From establishing industry expertise to giving new life to existing content, long-form content can be extremely beneficial to your content marketing strategy.

Long-form content often gets shifted to the back burner due to the time, cost and collaboration requirements of building more than 800 words of truly engaging, relevant and educational content.

Over the last few years, traditional marketers have been trained to lean on short, sweet snippets for banners, social media postings and email copy. Neither longform nor short form are right in every situation, but if you've shied away from long-form content, read on to find out why you should re-approach it and some tips to optimize your efforts.

Your content strategy should include long-form content for a few reasons:

1. Establishes industry-expertise.

Using guides, eBooks and extended blog posts gives you a chance to demonstrate your organization's personality, and how you can help your audience. Publishing well thought-out, well-written, relevant long-form content pieces helps marketers demonstrate expertise, credibility and develop a thought-leadership position.

Related: 4 Keys to Raising Your Content Marketing Game

2. Attracts more attention.

Visitors spend more time with long-form content – it takes longer to scan and longer to read. The Google algorithm gives higher rankings to pages that have more time on page and have high social share activity.

3. Boosts social media.

According to the Huffington Post, although there is 16 times more content under 1000 words, pieces with 3,000 to 10,000 words get more average social shares. Longer content — because it's packed with useful information and a lot of it — offers more opportunities to find shareable points of knowledge that readers are eager to share.

4. Gives new life to existing content.

Long-form content gives you an opportunity to revisit past content from print media, videos and webinar events to re-publish as long-form pieces to get more life out of inactive content.

5. Extends content investment.

A comprehensive guide pays off the time and budget allocated for production in its ability to easily morph into a string of other content pieces. Long-form content can be chopped into blog series, infographics, interactives and slide decks that extend the value of your investment.
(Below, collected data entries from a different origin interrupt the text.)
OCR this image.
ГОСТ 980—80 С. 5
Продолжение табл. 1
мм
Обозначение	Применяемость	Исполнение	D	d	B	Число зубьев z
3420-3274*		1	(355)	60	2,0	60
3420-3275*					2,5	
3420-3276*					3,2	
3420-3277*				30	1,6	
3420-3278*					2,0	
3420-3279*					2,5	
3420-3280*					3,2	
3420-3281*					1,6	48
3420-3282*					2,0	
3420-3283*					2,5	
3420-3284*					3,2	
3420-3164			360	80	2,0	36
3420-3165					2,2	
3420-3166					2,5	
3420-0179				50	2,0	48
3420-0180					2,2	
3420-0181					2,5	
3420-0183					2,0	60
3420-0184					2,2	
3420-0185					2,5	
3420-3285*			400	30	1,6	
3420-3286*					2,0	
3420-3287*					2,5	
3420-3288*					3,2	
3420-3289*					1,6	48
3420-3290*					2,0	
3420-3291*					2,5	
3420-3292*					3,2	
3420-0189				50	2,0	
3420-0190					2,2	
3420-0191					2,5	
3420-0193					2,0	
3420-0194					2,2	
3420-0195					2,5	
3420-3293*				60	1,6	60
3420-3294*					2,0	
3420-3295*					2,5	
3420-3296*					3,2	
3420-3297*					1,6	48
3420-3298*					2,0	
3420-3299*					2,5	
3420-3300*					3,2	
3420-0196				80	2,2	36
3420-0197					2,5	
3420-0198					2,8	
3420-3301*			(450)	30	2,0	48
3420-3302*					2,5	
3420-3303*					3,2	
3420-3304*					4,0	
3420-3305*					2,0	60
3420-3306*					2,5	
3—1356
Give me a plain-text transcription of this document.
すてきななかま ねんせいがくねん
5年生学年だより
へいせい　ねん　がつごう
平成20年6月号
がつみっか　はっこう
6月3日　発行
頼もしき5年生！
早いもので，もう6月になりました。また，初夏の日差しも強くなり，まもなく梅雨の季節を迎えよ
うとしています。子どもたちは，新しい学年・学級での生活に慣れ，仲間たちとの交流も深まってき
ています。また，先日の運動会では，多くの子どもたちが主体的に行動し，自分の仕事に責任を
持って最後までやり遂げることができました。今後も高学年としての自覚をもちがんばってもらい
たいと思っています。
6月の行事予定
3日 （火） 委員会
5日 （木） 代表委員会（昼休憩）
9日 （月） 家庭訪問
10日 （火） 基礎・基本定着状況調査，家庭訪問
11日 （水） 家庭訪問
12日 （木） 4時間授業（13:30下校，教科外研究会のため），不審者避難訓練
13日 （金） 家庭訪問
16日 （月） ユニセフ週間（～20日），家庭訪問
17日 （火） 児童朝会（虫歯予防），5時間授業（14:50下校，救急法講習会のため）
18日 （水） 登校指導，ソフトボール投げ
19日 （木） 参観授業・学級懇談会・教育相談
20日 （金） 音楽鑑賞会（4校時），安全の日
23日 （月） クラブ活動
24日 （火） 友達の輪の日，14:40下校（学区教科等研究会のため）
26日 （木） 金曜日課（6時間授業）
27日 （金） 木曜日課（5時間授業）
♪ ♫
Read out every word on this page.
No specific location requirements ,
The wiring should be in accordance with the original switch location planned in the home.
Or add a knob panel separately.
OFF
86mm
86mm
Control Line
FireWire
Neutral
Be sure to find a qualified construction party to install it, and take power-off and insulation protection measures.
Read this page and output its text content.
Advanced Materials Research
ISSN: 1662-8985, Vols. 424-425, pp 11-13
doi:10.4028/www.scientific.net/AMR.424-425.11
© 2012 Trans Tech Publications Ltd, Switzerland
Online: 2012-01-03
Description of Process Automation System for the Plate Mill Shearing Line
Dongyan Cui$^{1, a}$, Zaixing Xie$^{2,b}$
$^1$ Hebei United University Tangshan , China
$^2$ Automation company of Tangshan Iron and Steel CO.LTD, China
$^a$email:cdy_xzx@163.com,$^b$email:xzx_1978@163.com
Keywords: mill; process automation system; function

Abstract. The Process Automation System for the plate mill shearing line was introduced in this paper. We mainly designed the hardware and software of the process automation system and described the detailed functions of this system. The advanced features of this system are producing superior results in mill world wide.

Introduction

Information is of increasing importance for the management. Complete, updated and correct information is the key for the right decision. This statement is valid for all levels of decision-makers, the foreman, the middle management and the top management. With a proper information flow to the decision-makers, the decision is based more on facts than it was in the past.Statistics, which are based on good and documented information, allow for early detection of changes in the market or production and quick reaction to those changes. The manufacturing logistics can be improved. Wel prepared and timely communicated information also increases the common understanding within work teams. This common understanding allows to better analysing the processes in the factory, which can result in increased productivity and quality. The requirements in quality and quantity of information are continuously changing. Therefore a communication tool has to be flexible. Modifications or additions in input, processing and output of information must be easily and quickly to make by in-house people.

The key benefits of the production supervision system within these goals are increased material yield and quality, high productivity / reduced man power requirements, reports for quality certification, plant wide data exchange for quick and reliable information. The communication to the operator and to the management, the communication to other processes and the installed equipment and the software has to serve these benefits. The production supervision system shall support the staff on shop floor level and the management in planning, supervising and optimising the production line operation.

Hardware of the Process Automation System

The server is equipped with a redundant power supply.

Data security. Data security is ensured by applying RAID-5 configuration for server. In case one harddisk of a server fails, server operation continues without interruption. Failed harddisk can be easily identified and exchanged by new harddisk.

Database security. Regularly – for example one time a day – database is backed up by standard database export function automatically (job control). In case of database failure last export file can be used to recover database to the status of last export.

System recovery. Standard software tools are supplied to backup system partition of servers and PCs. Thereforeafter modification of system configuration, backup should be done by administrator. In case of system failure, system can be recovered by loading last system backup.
Related: A Guide For Creating Consistently Great Content

If you're ready to plan a long-form content project, keep these points in mind to get the most out of the huge outlay in time and resources to produce an informative, engaging piece.

Do your research: Just because you know a lot about 18th century boat design, doesn't necessarily mean that it's a topic that will move your business forward or that there's a wide readership for it. Use keyword ranking tools and analytics to help you figure out what topics are worth building long-form content for and where it's most likely to be consumed. If you don't have a relevant, timely, and informative to expound on, wait until you do before embarking on a long-form content project.

Stay focused: Long-form content goes wrong by trying to pack too much or too little substantive content into one piece. Choose your 1000+ words carefully, readers willing to invest the time it takes to read that much content expect solid information from reputable sources devoid of fluff. Before you start writing or engage a professional firm for execution, identify your target, narrow your topic area focus and build a tight outline to guide the writing.

Have a plan: Once produced, what will you do with it? Just posting it to your website isn't enough. To make your effort pay off, include publication, supporting promotional activities and distribution in your initial planning. These decisions might also guide your writing and design, for example, if your plan includes a social media blitz, you'll want to make sure the piece is designed with images that can easily be popped into a status update.

To gate or not to gate? Gated content forces users to submit an email address and other demographic information to read or download content. This model ensures you'll get prospect information for email list building and future marketing efforts, however, gating content can also stop search engine spiders from properly indexing and serving your content.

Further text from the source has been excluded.